Change in relations?
Nausėda hinted last month that he was ready to improve relations with Belarus, but vowed to preserve the strict position on blocking imports of power produced at the Astravyest nuclear power plant.
“I am convinced that we should not buy electricity from the unsafely-built power plant as it's a threat to our people and a threat to our security,” Nausėda told journalists in Warsaw on July 16. “But if it's possible to improve relations with this element in place, I am ready to do that.”
He said then he had yet to decide weather dialogue with Belarus could take place at the highest-level. In the president's words, Lithuania is still considering whom to invite from the Belarusian government to the reburial of the remains of participants of the 1863-1864 uprising, planned in Vilnius in autumn.
“Does that have to be a visit by the top-level leader? Let us think about it, and I think we will be able answer this question soon,” Nausėda said in response to a question by BNS.

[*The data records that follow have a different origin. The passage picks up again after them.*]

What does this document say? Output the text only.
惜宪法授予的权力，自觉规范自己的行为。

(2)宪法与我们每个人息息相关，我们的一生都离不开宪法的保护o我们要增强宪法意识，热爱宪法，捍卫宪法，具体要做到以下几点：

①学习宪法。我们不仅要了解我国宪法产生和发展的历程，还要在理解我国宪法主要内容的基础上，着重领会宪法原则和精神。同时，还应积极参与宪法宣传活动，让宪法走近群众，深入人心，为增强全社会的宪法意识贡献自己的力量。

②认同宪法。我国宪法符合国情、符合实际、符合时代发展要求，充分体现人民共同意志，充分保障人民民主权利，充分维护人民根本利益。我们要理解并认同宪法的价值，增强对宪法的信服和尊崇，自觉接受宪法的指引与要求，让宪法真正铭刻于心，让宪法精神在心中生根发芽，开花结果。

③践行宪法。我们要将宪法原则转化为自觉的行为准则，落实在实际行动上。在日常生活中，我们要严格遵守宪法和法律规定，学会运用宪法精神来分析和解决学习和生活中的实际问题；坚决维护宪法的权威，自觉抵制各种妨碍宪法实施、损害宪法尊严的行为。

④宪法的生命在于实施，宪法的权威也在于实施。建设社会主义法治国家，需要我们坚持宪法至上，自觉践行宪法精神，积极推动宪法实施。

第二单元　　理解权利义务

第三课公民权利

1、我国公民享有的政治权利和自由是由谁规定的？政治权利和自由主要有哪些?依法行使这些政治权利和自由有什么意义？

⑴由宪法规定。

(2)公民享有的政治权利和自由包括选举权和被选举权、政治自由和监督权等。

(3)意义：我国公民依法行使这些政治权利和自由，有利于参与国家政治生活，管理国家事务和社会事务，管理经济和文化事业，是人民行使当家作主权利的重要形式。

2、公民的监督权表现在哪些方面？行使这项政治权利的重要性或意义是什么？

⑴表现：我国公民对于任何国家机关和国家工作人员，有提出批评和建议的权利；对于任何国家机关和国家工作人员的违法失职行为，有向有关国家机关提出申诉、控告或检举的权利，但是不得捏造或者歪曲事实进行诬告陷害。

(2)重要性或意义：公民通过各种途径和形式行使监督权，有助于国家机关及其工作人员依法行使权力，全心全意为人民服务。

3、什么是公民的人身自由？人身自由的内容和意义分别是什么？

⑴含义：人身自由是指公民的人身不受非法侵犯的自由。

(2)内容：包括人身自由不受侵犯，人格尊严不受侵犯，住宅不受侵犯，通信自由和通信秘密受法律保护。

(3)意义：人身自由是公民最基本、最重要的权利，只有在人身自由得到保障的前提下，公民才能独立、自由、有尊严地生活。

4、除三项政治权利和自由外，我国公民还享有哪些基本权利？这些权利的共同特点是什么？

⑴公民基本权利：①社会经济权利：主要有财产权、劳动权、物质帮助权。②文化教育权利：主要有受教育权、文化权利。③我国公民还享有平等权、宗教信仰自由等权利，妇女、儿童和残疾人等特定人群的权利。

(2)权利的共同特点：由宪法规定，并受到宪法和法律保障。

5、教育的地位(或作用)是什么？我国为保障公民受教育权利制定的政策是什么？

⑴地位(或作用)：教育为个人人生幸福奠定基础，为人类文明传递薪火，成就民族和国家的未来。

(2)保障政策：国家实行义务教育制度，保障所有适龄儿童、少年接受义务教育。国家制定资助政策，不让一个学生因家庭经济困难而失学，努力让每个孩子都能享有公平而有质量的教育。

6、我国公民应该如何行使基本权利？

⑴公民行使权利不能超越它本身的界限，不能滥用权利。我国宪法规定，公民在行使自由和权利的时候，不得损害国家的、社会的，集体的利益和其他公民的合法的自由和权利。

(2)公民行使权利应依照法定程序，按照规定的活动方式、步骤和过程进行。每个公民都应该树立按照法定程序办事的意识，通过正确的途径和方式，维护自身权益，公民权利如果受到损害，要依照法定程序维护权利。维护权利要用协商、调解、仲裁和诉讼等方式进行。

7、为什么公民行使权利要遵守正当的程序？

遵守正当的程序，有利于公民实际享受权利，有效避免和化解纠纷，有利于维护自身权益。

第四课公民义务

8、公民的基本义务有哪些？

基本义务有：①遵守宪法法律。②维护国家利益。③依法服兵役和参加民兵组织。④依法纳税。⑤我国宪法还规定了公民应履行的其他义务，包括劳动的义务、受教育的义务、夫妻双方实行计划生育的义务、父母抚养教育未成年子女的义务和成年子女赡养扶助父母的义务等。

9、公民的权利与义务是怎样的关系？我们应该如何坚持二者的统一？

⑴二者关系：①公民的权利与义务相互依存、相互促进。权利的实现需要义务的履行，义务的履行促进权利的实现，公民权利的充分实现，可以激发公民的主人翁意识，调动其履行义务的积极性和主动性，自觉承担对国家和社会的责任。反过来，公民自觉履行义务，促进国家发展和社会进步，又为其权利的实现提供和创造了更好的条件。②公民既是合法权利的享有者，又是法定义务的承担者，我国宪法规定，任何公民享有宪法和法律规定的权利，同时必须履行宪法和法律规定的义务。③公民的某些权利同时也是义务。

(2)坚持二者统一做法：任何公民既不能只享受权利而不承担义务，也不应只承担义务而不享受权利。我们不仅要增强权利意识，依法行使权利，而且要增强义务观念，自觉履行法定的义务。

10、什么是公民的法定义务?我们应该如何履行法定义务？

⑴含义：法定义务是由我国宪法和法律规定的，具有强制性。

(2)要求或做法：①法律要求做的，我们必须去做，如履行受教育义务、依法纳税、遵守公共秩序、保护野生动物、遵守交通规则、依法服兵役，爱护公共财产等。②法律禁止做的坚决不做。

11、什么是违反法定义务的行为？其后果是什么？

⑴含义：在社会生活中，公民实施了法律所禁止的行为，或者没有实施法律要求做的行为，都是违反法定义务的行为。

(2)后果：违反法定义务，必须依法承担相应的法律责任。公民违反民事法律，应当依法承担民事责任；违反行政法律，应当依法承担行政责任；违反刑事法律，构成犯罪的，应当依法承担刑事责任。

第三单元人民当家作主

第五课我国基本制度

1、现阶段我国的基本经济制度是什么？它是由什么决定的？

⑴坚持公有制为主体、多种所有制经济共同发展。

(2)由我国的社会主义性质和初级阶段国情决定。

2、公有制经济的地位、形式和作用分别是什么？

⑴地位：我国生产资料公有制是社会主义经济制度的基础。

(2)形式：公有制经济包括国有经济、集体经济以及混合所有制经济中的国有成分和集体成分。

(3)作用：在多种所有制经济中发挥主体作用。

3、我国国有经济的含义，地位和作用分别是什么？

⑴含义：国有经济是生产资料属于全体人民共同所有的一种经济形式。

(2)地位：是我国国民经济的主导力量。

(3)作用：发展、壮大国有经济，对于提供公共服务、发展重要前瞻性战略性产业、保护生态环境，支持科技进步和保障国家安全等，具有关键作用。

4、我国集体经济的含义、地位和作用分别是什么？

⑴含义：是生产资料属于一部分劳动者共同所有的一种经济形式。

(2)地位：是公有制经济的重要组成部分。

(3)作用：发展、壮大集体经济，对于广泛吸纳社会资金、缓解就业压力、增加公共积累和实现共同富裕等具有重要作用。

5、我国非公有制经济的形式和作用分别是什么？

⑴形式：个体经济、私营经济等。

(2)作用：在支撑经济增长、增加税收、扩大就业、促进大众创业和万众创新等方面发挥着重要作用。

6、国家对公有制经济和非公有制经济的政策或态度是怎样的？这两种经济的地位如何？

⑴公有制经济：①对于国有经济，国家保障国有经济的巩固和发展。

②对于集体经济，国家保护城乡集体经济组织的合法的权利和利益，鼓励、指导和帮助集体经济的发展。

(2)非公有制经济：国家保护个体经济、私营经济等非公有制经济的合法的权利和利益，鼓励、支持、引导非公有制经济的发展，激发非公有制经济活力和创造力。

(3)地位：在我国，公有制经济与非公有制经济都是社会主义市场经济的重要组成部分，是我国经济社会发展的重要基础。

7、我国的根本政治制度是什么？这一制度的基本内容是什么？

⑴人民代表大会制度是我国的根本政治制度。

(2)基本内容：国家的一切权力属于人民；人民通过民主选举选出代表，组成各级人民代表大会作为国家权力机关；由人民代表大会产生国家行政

Lithuania's former President Dalia Grybauskaitė met with Belarusian President Alexander Lukashenko during her first presidential term. Later, however, her position changed and she discontinued top-level meetings with Belarus, saying they were impossible due to Minsk's close ties with Russia and the construction of the Astravyets nuclear power plant. On her orders, not only the presidents, but also the foreign minister would not meet.
In recent years, Lithuania has been blocking a Belarus-EU agreement on bilateral relations.
Based on media reports earlier this week, John Bolton, adviser on national security issues to US President Donald Trump, set to pay a visit to Belarus soon.